Their ten rules of thumb:
1. If you’re taking wine as a gift to a dinner … don’t worry about matching the wine to the food unless you have been asked to. You would need enough information about what is being served to make an informed decision. Just bring a good wine. Match the quality of the food and wine…. a grand dinner deserves a better wine than wine for hamburgers made on the grill.
2. When serving more than one wine at a meal, its customary to serve lighter wines before full-bodied ones. Dry wines should be served before sweet wines unless a sweet flavored dish is served early in the meal. In that case you would match the sweet dish with a sweet wine. Lower alcohol wines should be served before higher alcohol wines.
3. Balance flavor intensity. Pair light bodied wines with lighter food and fuller-bodied wines with heartier, more flavorful, richer and fattier dishes.
4. Consider how the food is prepared. Delicately flavored foods…poached or steamed… pair best with delicate wines. It’s easier to pair wines with more flavorfully prepared food… braised, grilled, roasted or sautéed. Pair the wine with the sauce, seasoning or dominant flavor of the dish.
5. Match flavors.

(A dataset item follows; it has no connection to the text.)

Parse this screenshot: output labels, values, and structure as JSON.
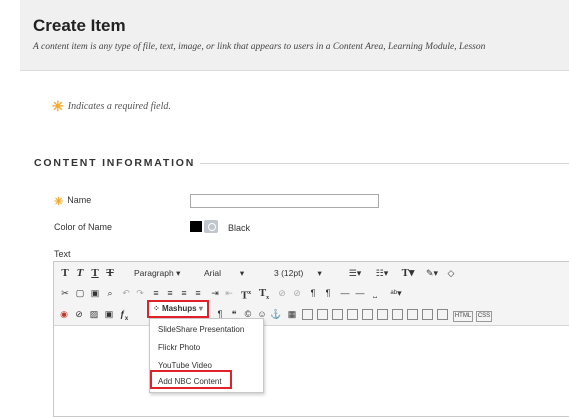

An earthy Pinot Noir goes well with mushroom soup and the grapefruit/citrus taste of Sauvignon Blancs go well with fish for the same reasons that lemon does.
6. Balance the sweetness.
7. Consider pairing opposites. Very hot or spicy foods….some Thai dishes or hot curries…often pair well with sweet dessert wines. Opposing flavors can play off each other, creating new flavor sensations and cleansing the palate.
8. Match by geographic location. Regional foods and wines often have a natural affinity for each other.
9. Pair wine and cheese. In some European countries the best wine is reserved for the cheese course. Red wines go well with mild to sharp cheese. Pungent and intensely flavored cheese is better with a sweeter wine. Goat cheeses pair well with dry white wine, while cheese like Camembert and Brie, if not over ripe, pair well with just about any red wine including Cabernet, Zinfandel and Red Burgundy.
10. Adjust food flavor to better pair with the wine. Sweetness in a dish will “bring out” the bitterness and astringency in wine making it appear drier, stronger and less fruity. High amounts of acidity in food will make the wine seem mellower and less sour….sweet wine will taste sweeter.
I found these rules of thumb to make perfect sense. I think they are an excellent guide for you to think about when choosing wine for your food. Keep in mind your personal tastes and the tastes of your guests.
So what have I decided to pair with turkey? I decided to offer 3 choices…. a Zinfandel because I know several guests really like it and it’s a light wine that I think will go well with the roast turkey…. a full-bodied red wine… probably a Cabarnet…. again because I know that some guests really like it and we will also be serving ham… which I think will go well with it… and a Chardonnay because it has been suggested by several sources as a good pairing and I’m willing to try it with this meal to see what I think of the pairing…. I like Chardonnay which is also a consideration.